Keep checking back. Judd could be bringing more highlights later on.

Vikings agree to terms with Ayodele

Posted by: Updated: July 28, 2011 - 2:40 PM

The Vikings have agreed to terms with nose tackle Remi Ayodele on a three-year, $9 million deal, according to an NFL source.

The agreement comes on the same day the Vikings are expected to announce that they have released defensive tackle Jimmy Kennedy. Nose tackle Pat Williams also is a free agent and might not return. Kennedy was expected to be his replacement at one time.

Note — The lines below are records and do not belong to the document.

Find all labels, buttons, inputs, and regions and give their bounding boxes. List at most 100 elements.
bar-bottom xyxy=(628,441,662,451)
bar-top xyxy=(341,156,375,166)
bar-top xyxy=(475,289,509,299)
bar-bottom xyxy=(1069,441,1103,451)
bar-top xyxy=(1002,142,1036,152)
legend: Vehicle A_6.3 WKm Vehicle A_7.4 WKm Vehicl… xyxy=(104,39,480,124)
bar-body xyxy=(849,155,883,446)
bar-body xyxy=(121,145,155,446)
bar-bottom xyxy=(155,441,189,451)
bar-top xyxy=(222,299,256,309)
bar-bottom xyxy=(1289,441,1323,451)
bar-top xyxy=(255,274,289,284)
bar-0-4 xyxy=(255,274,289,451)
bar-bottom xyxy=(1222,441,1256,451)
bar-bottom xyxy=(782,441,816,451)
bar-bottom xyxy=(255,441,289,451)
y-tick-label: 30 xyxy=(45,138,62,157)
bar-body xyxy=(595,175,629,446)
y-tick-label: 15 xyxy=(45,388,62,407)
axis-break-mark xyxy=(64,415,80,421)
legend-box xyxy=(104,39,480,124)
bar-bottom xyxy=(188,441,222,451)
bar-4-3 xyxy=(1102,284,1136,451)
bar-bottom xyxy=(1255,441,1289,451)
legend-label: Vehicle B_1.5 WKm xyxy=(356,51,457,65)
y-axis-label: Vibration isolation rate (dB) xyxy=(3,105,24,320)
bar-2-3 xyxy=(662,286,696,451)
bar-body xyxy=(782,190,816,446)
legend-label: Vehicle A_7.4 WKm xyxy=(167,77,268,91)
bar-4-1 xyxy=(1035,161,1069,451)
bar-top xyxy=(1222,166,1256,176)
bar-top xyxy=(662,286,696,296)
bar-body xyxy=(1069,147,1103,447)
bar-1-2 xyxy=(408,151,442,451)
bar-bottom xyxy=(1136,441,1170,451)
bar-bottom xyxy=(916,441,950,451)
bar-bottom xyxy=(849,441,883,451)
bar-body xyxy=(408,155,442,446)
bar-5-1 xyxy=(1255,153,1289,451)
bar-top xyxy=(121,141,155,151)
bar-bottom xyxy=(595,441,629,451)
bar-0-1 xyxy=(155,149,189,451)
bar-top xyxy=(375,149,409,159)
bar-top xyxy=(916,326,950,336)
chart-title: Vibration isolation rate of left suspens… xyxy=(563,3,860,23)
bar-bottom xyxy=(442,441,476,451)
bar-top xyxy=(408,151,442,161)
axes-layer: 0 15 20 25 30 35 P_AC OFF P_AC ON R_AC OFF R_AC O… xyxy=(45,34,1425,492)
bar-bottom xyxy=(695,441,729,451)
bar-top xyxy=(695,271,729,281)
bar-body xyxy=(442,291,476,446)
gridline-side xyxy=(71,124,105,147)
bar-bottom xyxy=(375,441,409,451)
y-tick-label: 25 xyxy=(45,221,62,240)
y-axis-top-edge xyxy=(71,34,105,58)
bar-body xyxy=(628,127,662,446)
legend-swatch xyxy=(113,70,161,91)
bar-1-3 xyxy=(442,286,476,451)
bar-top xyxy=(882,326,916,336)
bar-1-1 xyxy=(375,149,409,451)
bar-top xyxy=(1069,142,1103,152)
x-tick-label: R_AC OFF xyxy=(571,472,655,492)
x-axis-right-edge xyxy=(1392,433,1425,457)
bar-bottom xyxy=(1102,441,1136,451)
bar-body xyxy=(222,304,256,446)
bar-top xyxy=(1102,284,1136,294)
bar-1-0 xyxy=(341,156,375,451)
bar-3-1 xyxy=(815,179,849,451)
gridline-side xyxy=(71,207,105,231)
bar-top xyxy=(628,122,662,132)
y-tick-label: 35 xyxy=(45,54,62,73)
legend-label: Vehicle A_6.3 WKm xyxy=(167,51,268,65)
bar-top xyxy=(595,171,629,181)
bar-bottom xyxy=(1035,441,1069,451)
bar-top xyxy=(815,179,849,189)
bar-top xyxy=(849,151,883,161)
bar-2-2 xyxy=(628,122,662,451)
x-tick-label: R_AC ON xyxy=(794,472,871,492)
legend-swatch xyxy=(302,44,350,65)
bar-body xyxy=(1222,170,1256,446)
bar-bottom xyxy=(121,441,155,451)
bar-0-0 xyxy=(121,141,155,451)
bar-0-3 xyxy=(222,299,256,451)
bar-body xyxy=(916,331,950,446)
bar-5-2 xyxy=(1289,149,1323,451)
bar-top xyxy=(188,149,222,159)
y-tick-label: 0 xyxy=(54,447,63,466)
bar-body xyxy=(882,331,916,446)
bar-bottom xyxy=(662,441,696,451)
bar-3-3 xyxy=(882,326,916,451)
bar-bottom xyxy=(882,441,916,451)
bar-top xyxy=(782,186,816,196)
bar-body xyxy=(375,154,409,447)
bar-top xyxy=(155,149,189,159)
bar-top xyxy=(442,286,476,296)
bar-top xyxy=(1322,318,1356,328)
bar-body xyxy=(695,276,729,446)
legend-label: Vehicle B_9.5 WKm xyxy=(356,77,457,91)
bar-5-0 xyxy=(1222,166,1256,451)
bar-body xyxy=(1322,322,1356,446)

Ayodele, 28, has spent three seasons with the Saints and finished last year with 21 tackles, a sack and a forced fumble. He started all 16 games for the first time in his career. In 2009, he started 13 of the 15 games in which he played and had 30 tackles and 1.5 sacks.

Ayodele, whose brother Akin plays in the NFL, was part of a Saints defense that was 16th against the run last season, giving up 112.3 yards per game. Remi Ayodele, however, was considered to be strong against the run and likely will step into the first- and second-down role (at least) playing alongside Kevin Williams.

The Saints replaced Ayodele by signing Shaun Rogers to a one-year deal in early March before the NFL lockout.

The 6-2, 318-pound Ayodele went undrafted in 2006 and then bounced from New England to Baltimore to Dallas to Atlanta. Ayodele's name should ring a bell with Vikings fans. He was the player who hit quarterback Brett Favre in the upper body during the 2009 NFC title game while Bobby McCray hit Favre low in the third quarter. Favre suffered a sprained ankle on the play and the NFL later admitted a penalty should have been called.

Ayodele also had a key fumble recovery in the Saints' overtime victory over the Vikings. That set up a 5-yard touchdown pass from Drew Brees to Reggie Bush that gave New Orleans a 28-21 lead early in the fourth quarter.

The Vikings can not officially sign Ayodele until 5 p.m. on Friday and he can't practice until Aug. 4 when the collective bargaining agreement is expected to be ratified. The Vikings also have agreed to terms with journeyman wide receiver Devin Aromashodu, who had been with the Chicago Bears.

Free-agent addition: The Vikings signed undrafted free-agent running back Alexander Robinson out of Iowa State. The Vikings now have 15 undrafted free agents signed. The move came a day after Kentucky running back Derrick Locke failed his physical with the Vikings. Locke ended up signing with the Philadelphia Eagles.